TWO PORCELAIN DISHES WITH CHERRY BLOSSOM AND CLOUD DESIGN

Hizen ware, Nabeshima type; porcelain with underglaze blue, overglaze iron red, and colored enamels
Japan, Edo period (1615–1868), Hōei/Shōtoku eras, 1704−16
Each 8 in. (20.3 cm) diameter approx.
Provenance: James Alexander Scrymser (1839−1918), acquired in Japan in either 1898 or 1899, and thence by descent

This pair of dishes on a raised ring foot is decorated in underglaze blue, a pale blue wash, green and yellow enamels, and iron red, with a design of a wind-blown spray of cherry and a stylized cloud.

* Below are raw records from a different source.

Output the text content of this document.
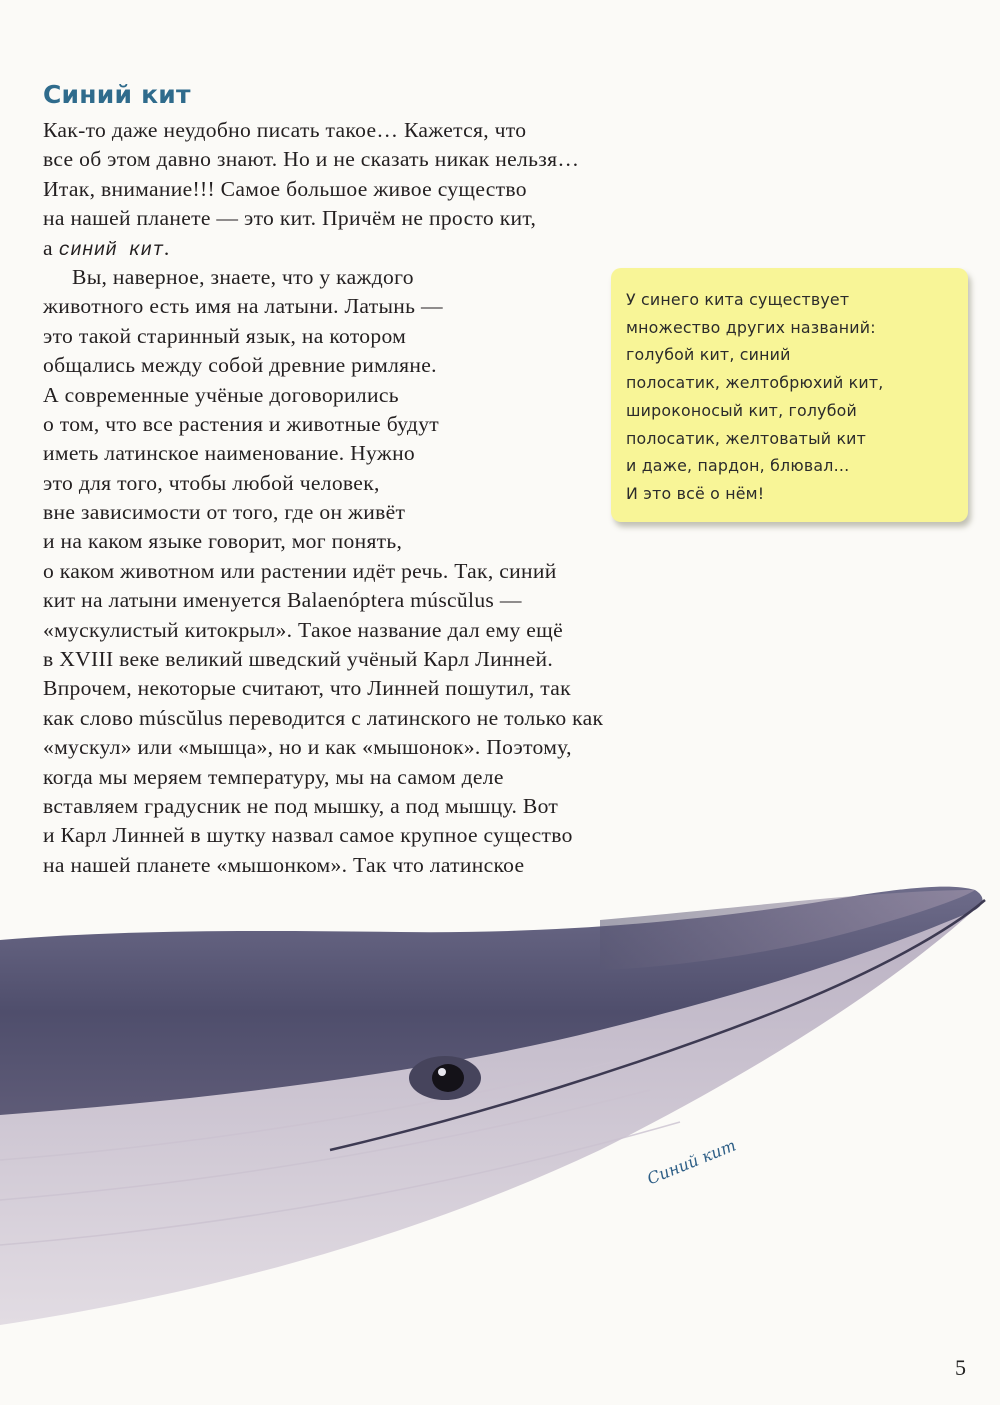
Синий кит
Как-то даже неудобно писать такое… Кажется, что
все об этом давно знают. Но и не сказать никак нельзя…
Итак, внимание!!! Самое большое живое существо
на нашей планете — это кит. Причём не просто кит,
а синий кит.
Вы, наверное, знаете, что у каждого
животного есть имя на латыни. Латынь —
это такой старинный язык, на котором
общались между собой древние римляне.
А современные учёные договорились
о том, что все растения и животные будут
иметь латинское наименование. Нужно
это для того, чтобы любой человек,
вне зависимости от того, где он живёт
и на каком языке говорит, мог понять,
о каком животном или растении идёт речь. Так, синий
кит на латыни именуется Balaenóptera múscŭlus —
«мускулистый китокрыл». Такое название дал ему ещё
в XVIII веке великий шведский учёный Карл Линней.
Впрочем, некоторые считают, что Линней пошутил, так
как слово múscŭlus переводится с латинского не только как
«мускул» или «мышца», но и как «мышонок». Поэтому,
когда мы меряем температуру, мы на самом деле
вставляем градусник не под мышку, а под мышцу. Вот
и Карл Линней в шутку назвал самое крупное существо
на нашей планете «мышонком». Так что латинское
У синего кита существует
множество других названий:
голубой кит, синий
полосатик, желтобрюхий кит,
широконосый кит, голубой
полосатик, желтоватый кит
и даже, пардон, блювал…
И это всё о нём!

Синий кит

5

The exterior of the dishes displays the classic Nabeshima Chinese-cash and the foot comb-tooth design: three groupings of six linked coins on the body and a comb pattern circling the raised foot. Many of the designs in Nabeshima ware were inspired by the local flora around the Ōkawachiyama, where the official kiln site was located. Blooming cherry represents spring, renewal, and death, as well as being a potent symbol for Japan itself. As such, several cherry blossom-themed designs for dishes are known, of which Japanese scholars consider the present pattern to be one of the most successful and representative of the mature period of Nabeshima porcelain production.1 
These dishes were once owned by James Scrymser, a nineteenth-century American entrepreneur who made his first fortune promoting and laying cable connections between Cuba and Florida. He developed cable and later telegraph connections between Latin America and the United States, competing strongly with British companies engaged in similar businesses. In the autumn of 1898, he was invited by the Meiji government to visit Japan to discuss the feasibility of laying undersea cables between Japan and the West Coast of America. He returned in the spring of 1899. He is thought to have acquired these dishes at the time, either through purchase or possibly as an official gift. The dishes subsequently passed down through descendants from whom they were acquired.

1. Imaizumi Motosuke, Iro Nabeshima to Matsugatani (Colored Nabeshima and Matsugatani Wares). (Tokyo: Yuzankaku, 1966), pl. 109, p. 198.